Como se observa, o Código de Processo Civil indica que os prazos processuais estão suspensos entre 20 de dezembro e 20 de janeiro, inclusive. Já as citadas leis de organização judiciária (portarias, resoluções e regimentos internos) dizem que será feriado o período entre 20 de dezembro a 6 de janeiro, inclusive. O que isso tem de importante para fins de contagem de prazos?
O Superior Tribunal de Justiça³ tem entendido que as leis de organização judiciária citadas indicam que, a partir do dia 7 de janeiro, reiniciam-se as atividades internas dos tribunais com a prática de atos processuais, como publicação e intimação. Isso ocorre em razão da disposição expressa constante do § 1º do art. 220 do CPC no sentido de que os juízes, os membros do Ministério Público, da Defensoria Pública, da Advocacia Pública e os auxiliares da Justiça exercerão suas atribuições normalmente, ressalvadas as férias individuais e os feriados instituídos por lei. Assim, embora os prazos estejam suspensos por todo o período de 20 de dezembro a 20 de janeiro, por força do caput do art. 220 do CPC, as publicações podem ocorrer normalmente nesse período.
E aí mora o perigo.
Se a disponibilização da decisão ocorreu no Diário de Justiça durante o feriado previsto no art. 62, inciso I, da lei 5.010/96, considera-se que ela foi publicada no primeiro dia útil seguinte ao dia 6 de janeiro (art. 224, § 3º, CPC), permanecendo suspenso os prazos até o dia 20 de janeiro (art. 220, caput, do CPC). O termo a quo para a contagem dos prazos, portanto, é o primeiro dia útil subsequente a 20 de janeiro, ou seja, dia 21 de janeiro.

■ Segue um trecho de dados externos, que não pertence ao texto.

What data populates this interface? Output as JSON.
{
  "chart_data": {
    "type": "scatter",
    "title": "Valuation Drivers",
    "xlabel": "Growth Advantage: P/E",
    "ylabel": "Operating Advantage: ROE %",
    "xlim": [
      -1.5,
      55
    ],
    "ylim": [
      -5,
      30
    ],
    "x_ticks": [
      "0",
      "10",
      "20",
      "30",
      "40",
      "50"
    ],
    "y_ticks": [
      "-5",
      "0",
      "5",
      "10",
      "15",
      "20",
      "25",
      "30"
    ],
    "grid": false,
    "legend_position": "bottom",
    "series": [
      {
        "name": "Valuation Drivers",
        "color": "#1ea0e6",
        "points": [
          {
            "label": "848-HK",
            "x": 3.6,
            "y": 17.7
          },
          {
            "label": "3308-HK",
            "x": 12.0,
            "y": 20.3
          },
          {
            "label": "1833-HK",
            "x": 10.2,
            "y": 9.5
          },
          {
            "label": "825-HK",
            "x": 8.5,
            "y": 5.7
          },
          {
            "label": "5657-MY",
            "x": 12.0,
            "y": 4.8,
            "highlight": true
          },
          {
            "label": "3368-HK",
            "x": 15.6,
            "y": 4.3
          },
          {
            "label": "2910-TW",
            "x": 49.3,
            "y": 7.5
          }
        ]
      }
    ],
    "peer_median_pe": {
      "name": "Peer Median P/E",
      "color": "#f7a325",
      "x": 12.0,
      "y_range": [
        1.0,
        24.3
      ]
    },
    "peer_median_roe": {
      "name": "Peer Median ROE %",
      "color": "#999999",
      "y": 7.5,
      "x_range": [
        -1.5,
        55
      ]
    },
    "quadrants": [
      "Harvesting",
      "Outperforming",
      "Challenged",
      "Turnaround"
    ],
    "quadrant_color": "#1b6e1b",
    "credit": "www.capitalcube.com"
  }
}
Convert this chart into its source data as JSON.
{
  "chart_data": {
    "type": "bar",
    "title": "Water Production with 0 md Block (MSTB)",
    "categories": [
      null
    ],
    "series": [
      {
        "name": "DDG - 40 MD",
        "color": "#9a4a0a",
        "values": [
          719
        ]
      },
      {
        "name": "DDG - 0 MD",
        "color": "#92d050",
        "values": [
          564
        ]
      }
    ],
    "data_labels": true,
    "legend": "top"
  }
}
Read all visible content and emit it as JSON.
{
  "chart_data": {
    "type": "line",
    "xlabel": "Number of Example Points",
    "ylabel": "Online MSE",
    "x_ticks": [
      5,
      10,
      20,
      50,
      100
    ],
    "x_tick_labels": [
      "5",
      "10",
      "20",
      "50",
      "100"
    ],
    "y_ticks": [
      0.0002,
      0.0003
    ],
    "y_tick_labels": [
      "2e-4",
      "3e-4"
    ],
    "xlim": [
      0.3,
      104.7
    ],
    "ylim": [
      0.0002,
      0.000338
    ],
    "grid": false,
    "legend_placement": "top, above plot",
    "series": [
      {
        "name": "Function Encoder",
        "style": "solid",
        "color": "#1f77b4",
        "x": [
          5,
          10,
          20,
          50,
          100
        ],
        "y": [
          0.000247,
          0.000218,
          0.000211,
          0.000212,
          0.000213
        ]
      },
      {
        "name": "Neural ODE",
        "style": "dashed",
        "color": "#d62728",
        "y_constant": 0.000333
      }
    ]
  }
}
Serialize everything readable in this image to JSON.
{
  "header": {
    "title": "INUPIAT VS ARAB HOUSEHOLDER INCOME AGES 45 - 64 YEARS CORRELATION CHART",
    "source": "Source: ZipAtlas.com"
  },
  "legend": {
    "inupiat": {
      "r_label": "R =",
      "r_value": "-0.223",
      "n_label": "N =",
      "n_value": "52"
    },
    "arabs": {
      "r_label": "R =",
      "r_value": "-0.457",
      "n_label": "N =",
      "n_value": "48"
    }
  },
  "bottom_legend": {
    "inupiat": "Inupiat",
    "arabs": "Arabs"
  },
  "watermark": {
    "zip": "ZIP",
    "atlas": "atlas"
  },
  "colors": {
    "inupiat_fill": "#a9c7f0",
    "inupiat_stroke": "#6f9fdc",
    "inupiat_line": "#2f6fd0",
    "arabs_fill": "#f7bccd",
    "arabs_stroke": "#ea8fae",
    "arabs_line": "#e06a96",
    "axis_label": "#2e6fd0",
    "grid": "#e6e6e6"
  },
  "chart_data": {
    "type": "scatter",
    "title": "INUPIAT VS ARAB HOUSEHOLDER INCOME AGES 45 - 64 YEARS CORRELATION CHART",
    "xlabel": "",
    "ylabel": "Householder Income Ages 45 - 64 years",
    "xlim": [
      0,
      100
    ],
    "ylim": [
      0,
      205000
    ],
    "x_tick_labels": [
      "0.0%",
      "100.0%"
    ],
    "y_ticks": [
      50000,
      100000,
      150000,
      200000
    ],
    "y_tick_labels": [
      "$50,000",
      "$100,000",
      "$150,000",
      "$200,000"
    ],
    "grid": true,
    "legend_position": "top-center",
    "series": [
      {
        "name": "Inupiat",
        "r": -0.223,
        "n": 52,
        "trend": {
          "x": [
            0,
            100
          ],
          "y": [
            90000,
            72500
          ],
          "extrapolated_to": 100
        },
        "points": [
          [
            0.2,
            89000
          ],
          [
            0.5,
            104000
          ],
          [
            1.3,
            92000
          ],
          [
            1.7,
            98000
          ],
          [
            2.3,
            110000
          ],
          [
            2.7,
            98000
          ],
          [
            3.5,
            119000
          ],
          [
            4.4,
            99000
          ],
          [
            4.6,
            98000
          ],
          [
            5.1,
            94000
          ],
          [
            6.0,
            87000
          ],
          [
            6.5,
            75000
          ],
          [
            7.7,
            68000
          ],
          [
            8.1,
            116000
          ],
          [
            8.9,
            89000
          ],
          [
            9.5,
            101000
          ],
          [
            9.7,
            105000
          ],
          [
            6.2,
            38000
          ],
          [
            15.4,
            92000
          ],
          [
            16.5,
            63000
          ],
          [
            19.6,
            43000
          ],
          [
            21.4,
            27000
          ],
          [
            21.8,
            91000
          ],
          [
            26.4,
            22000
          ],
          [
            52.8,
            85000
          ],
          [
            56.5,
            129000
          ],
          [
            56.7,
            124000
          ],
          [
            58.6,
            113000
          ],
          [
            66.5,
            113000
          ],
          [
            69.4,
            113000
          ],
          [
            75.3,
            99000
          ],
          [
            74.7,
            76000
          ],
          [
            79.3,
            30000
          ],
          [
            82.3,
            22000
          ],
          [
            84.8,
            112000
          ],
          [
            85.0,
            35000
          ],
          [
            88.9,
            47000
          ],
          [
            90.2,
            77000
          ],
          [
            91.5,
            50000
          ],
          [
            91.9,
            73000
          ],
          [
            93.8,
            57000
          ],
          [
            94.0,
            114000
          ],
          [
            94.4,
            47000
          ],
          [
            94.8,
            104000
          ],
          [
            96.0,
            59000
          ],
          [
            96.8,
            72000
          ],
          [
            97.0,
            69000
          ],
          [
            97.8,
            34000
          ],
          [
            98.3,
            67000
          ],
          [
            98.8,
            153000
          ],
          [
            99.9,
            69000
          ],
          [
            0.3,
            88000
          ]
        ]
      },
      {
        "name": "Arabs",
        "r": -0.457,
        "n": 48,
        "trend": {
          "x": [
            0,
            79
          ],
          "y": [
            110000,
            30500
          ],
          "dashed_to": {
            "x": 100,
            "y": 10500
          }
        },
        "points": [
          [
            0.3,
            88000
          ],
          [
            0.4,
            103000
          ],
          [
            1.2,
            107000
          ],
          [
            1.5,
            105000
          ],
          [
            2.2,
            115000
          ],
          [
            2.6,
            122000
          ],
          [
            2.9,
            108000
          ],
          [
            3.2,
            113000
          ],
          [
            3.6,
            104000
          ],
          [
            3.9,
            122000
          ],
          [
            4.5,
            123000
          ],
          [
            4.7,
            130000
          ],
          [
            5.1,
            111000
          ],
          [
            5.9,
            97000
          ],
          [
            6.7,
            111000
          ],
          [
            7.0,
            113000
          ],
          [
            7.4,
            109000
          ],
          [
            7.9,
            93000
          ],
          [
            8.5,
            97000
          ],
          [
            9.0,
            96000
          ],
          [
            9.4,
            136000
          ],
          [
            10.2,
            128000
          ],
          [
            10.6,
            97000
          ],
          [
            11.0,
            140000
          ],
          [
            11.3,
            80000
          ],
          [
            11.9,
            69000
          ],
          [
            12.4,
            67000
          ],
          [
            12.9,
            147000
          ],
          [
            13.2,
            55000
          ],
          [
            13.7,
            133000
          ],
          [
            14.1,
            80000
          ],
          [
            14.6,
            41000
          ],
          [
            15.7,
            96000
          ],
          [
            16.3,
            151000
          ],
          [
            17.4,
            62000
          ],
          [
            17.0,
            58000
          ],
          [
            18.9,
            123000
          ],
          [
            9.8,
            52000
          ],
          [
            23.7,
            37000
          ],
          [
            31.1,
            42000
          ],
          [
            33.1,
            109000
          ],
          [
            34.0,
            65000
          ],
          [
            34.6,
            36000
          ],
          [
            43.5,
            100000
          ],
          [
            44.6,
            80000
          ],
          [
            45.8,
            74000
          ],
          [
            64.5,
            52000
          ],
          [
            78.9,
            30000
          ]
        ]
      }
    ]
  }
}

Exemplificando: considerando o dia 7 de janeiro como data da publicação, o prazo recursal se inicia no dia 21 de janeiro, primeiro dia útil após a suspensão do prazo do art. 220 do CPC (art. 224, § 3º, do CPC). Ou seja, não se pode considerar o dia 21 de janeiro como data da publicação e o início do prazo no dia 22 de janeiro. Deve-se entender que a publicação ocorreu em 7 de janeiro e, portanto, o prazo recursal se inicia no primeiro dia após a suspensão do prazo do art. 220 do CPC, i.e., dia 21 de janeiro e não dia 22 de janeiro.
É importante observar, por fim, que o art. 62 da lei de Organização Judiciária da Justiça Federal, também vale para os tribunais superiores, conforme se lê do seu caput. Ainda, os regimentos internos do Supremo Tribunal Federal e do Superior Tribunal de Justiça dispõem no mesmo sentido4. Isso é relevantíssimo porque prevalece a mesma lógica de contagem de prazos no âmbito no Superior Tribunal de Justiça e no Supremo Tribunal Federal com relação às publicações ocorridas entre 20 de dezembro a 6 de janeiro.
Diante de tais considerações, prezados colegas, que o próximo recesso forense do final de ano se concretize com felizes encontros entre amigos e familiares sem máscaras e sem sustos no retorno ao batente.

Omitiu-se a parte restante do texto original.